Jesus is very patient with Thomas. Despite my inclination to be annoyed with this disciple, maybe there is something to learn in Jesus’ compassionate tolerance.
In his Feasting on the Word commentary, Martin B. Copenhaver writes that Thomas is oftentimes given the moniker, “Doubting Thomas” as if he is the only one who needs more proof to believe in Christ’s resurrection. But, Copenhaver reminds us, Mary Magdalene saw the empty tomb and didn’t believe until the risen Christ appeared and spoke directly to her. When Mary told the disciples about her encounter with Jesus, they dismissed her, only believing after the risen Jesus appeared and spoke to them, as well.

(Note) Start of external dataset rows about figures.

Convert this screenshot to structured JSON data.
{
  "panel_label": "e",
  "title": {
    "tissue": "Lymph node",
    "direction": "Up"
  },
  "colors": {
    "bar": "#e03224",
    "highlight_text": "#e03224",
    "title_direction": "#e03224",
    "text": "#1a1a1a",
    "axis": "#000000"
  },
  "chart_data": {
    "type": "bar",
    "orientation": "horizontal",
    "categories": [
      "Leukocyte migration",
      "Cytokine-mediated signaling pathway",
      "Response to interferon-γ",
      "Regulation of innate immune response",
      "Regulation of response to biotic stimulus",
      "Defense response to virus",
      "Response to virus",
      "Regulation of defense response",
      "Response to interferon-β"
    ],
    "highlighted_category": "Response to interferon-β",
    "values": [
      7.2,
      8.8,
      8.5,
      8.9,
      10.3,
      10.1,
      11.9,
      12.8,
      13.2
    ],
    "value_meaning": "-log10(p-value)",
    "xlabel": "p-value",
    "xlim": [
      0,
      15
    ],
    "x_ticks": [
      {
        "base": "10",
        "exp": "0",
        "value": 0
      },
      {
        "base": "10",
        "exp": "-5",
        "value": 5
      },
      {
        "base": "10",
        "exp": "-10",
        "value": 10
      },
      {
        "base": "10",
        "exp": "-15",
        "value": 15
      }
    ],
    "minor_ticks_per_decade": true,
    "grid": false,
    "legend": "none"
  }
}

I still find Thomas taxing. I mean, where was he when Jesus first showed up? Everyone’s there, fearfully gathered behind locked doors, except for Thomas, the disciple who seems to need (and expect) extra — extra attention, extra proof, extra time to get on board with the plan. Like your annoying uncle who habitually questions everyone’s experience or the kid in your youth group who piles three brownies on his plate when you’ve carefully portioned one per person. When Jesus makes a second appearance (maybe just for Thomas?) Thomas still needs more — he has to see and feel the mark of the nails in our crucified Savior’s hands. Why can’t he just trust what everyone else is telling him?
Jesus is so patient with Thomas, though, offering his body to this doubting disciple, inviting him to touch the wounds in his hands and his side, in a strikingly intimate gesture. The Greek verb for “to see” used repeatedly in this passage can also be translated as “to perceive,” “to come to know” or “to come to understand,” turning this scene from mere witnessing, or the “seeing” of a miracle, to a teachable moment. The best teachers – like Jesus – know that students learn differently. Jesus meets Thomas’ need to not only hear the other disciples announcing that Jesus has returned, but to fully experience it for himself as a physical sensation Thomas can receive and believe in.

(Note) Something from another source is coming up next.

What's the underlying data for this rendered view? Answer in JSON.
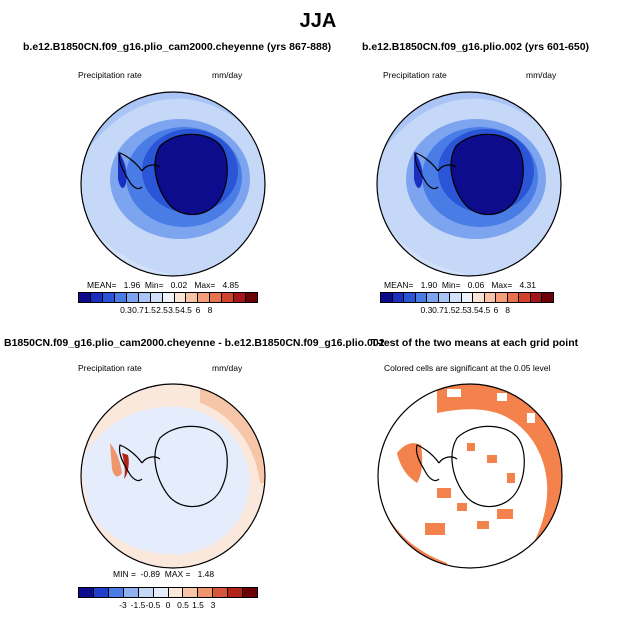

We are not blessed to see or know Jesus in the flesh. But the tactile experiences of the sacraments are ways we, like Thomas, can touch the risen Christ. Hands held in prayer, at the bedside of the hospitalized, or in a friendly “Passing of the peace” during worship, also convey the warmth and intimacy of our Savior’s spirit embodied within and among us. Touching friends, fellow church members, and strangers in the name of Christ gives us physical proof that Jesus is present — intimate gestures of trusting each other’s goodwill and allow ourselves to be touched in return.
“Blessed are those who have not seen yet have come to believe,” Jesus says at the close of this passage. On face value, this statement reads like a knock against “doubting Thomas.” But with all Jesus has done to meet Thomas’ needs, maybe this is Jesus’ acknowledgment that those of us who were not there, who did not witness the risen Christ with our own eyes, also have opportunities to come to know and experience Jesus, who is patient with us all.
Questions for reflection:
- When have you doubted and needed more from God?
- Do you know someone like Thomas? What are they like?
- In what ways have you experienced the risen Christ?